Избранное | страница 57
Часов около трех я снова был в Сарцане и зашел пообедать в небольшую таверну на окраине. Немного погодя вошли молодые люди, с которыми у меня завязался разговор; я нарисовал одного, они угостили меня вином. Я дал себя уговорить остаться, и с четверкой парней мы отправились пешком в Фортеццу, прекрасно сохранившуюся крепость эпохи Возрождения, расположенную высоко над городом, с головокружительными куртинами, мощными, выступающими далеко вперед равелинами, опоясанную вокруг глубоким рвом, похожим на заросшее травой ледниковое русло. Оттуда мы пошли напрямик через поле в dopolavoro. Dopolavoro — буквально: «после работы» — заведение, которое есть почти в каждом населенном пункте, что-то вроде клуба для отдыха мужчин, где можно ничего не заказывать. Сегодня было воскресенье, и устраивались танцы под патефон. Посреди зала, полного гостей, отвели место для танцев; девушки стояли, робея, вдоль стен.
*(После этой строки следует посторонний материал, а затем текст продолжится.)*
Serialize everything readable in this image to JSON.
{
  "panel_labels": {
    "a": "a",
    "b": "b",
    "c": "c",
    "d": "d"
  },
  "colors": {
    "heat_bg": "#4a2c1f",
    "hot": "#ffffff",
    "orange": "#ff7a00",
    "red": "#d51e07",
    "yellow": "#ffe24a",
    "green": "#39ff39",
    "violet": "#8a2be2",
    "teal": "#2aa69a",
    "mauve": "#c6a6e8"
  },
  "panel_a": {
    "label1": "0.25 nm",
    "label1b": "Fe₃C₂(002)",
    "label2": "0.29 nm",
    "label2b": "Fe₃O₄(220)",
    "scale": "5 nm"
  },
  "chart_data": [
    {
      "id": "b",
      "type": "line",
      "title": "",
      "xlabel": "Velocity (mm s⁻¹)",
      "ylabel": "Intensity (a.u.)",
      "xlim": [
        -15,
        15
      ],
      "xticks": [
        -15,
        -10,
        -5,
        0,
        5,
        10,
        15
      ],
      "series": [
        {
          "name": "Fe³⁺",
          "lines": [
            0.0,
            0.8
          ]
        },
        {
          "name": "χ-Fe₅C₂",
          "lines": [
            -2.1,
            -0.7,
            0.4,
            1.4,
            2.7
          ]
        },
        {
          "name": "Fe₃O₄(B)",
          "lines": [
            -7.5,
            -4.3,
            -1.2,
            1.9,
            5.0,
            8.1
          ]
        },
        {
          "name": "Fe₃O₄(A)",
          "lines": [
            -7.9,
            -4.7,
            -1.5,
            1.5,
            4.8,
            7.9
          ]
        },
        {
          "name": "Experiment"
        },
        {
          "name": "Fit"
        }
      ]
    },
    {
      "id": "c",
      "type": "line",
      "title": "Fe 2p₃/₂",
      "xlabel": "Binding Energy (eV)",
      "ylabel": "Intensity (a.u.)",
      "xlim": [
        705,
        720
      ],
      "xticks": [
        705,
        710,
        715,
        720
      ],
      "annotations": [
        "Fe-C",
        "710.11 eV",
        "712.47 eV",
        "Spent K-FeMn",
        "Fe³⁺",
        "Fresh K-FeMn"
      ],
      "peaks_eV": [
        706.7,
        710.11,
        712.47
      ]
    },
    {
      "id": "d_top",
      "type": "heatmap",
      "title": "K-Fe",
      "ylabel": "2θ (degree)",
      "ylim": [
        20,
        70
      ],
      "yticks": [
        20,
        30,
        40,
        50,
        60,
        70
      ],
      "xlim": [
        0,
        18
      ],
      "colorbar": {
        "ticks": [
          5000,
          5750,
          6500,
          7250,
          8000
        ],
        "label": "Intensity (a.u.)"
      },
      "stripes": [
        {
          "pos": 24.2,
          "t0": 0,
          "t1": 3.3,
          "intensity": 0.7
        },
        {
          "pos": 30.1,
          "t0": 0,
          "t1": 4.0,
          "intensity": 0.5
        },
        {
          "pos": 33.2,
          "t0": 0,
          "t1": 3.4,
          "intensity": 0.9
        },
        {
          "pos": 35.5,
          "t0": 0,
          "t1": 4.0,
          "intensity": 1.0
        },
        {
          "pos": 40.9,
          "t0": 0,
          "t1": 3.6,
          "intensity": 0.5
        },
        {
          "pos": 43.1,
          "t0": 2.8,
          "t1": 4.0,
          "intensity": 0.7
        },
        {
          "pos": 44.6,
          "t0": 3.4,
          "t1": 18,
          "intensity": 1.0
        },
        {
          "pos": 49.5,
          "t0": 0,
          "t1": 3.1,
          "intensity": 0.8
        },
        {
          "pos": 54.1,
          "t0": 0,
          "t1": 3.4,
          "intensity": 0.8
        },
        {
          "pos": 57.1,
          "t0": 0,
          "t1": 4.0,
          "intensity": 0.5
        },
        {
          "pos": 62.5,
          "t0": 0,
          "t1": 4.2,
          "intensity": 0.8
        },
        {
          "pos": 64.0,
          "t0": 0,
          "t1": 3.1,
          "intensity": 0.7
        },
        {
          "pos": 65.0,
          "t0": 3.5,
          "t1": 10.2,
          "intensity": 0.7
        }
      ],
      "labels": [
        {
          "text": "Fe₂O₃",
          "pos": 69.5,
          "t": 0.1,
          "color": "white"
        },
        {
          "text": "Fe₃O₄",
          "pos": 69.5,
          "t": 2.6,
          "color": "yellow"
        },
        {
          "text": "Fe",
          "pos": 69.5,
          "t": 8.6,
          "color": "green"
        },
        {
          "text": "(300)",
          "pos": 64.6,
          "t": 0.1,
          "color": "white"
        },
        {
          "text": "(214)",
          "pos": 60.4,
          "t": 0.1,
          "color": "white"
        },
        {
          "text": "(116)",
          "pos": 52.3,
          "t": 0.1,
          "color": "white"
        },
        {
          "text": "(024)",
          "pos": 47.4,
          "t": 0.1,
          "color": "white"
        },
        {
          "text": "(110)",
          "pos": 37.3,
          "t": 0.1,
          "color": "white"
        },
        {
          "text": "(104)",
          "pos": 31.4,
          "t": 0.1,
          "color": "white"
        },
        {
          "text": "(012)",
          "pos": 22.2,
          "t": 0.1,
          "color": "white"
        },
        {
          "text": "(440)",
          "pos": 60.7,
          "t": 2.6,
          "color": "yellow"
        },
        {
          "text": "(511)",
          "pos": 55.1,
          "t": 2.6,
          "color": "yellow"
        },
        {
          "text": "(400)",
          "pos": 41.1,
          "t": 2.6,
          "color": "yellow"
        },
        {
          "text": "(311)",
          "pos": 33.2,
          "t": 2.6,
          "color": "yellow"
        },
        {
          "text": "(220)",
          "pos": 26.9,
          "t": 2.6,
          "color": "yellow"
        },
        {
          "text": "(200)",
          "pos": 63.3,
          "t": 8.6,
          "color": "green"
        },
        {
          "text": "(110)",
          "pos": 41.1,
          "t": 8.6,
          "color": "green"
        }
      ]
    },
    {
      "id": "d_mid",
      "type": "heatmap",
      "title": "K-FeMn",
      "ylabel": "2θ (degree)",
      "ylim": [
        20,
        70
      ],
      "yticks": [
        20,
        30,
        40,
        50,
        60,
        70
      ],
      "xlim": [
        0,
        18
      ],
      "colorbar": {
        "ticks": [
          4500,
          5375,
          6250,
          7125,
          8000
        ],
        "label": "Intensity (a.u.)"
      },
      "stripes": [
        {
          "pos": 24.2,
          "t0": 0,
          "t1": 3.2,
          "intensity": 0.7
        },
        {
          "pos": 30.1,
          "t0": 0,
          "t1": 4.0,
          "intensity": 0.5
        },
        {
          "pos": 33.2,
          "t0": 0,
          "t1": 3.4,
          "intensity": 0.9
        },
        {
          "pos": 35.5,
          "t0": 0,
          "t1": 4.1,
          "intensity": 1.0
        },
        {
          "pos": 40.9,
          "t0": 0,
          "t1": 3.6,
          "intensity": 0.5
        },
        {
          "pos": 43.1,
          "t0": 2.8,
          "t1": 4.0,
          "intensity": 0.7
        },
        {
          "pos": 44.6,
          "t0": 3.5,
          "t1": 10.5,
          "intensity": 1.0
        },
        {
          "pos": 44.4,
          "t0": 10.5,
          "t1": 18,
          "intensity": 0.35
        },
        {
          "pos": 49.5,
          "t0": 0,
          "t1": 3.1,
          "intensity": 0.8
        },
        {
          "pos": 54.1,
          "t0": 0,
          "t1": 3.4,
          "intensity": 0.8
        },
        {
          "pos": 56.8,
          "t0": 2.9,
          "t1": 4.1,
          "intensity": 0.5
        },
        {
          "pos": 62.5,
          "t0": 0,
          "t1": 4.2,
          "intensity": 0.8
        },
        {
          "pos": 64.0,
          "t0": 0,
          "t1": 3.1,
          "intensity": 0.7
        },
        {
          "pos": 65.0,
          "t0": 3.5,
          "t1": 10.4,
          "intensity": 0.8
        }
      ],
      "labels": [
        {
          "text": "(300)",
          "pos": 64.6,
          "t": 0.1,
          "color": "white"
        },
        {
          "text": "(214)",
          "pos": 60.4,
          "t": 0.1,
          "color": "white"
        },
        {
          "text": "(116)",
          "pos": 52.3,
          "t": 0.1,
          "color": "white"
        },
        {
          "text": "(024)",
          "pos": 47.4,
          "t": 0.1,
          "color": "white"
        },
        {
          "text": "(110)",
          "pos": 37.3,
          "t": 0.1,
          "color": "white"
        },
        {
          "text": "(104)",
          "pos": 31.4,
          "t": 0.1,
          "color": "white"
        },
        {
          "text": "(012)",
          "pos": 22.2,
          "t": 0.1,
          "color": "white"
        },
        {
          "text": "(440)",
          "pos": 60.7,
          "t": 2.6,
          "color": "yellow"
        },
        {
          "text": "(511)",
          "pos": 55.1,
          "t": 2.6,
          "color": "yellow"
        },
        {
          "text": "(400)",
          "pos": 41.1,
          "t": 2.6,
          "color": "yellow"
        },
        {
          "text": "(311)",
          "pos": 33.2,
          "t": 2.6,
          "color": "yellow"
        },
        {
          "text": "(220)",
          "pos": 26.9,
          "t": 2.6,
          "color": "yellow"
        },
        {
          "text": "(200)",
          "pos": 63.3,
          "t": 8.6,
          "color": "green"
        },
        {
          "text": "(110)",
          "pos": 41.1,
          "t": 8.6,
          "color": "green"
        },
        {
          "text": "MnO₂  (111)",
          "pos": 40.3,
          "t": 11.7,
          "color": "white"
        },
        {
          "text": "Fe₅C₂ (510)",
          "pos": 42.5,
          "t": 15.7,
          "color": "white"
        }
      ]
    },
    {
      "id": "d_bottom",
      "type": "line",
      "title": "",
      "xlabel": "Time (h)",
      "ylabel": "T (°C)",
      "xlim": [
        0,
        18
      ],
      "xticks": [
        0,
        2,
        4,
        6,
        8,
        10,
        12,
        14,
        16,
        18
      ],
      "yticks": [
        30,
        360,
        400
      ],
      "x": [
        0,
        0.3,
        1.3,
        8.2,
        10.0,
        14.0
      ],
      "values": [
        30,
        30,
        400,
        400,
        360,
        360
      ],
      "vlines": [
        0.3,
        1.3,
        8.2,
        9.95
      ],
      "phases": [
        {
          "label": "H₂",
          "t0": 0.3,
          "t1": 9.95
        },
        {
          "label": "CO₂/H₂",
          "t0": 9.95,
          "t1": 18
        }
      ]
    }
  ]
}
Раза три я причаливал к ним с поклоном, но мое приближение, казалось, производило на них парализующее действие, они застывали, как колонны. Видя это один из моих новых друзей пришел в сильное волнение и стал мне объяснять, что они танцевать хотят, но не смеют. Он упросил одну подружку составить мне компанию, но и на сей раз я остался с носом, так что в конце концов плюнул на всю эту канитель. Тогда ретивый приятель во что бы то ни стало решил принудить меня танцевать с ним самим, и стоило немалого труда убедить его, что у меня от танцев кружится голова. В южных странах танцующие мужчины — обычное дело. Другой парень просто стоял и смотрел, как и я; на мой вопрос, почему он не танцует, он ответил: они не хотят со мной танцевать, потому что я помолвлен.
В какой-то момент все девушки вдруг метнулись к дверям и в один миг исчезли, словно привидения, которых неслышимый бой невидимых часов гонит прямо из шумного веселья назад в могилы. Тут я неожиданно заметил целую роту мамаш, матрон и других надзирательниц, не спускающих глаз со всего окружения; это был настоящий человечий рынок.
Потом мы все вернулись в ту же самую таверну, где за длинным столом была задана большая трапеза. Мои застольники пели песни, отбивая ритм ударами кулака по столу, так что им аккомпанировала вся посуда. В итальянских песнях метр более скрытый, чем в наших; для неопытного уха они кажутся вообще лишенными всякого метра и льющимися свободно, как песня дрозда например, но сами итальянцы хорошо его чувствуют. Вот вам одна из вещей, над которыми задумываешься: а нет ли в их жизни какого-то подспудного лада, глубинного порядка, для восприятия которого нам, северянам, просто не хватает соответствующего органа чувств?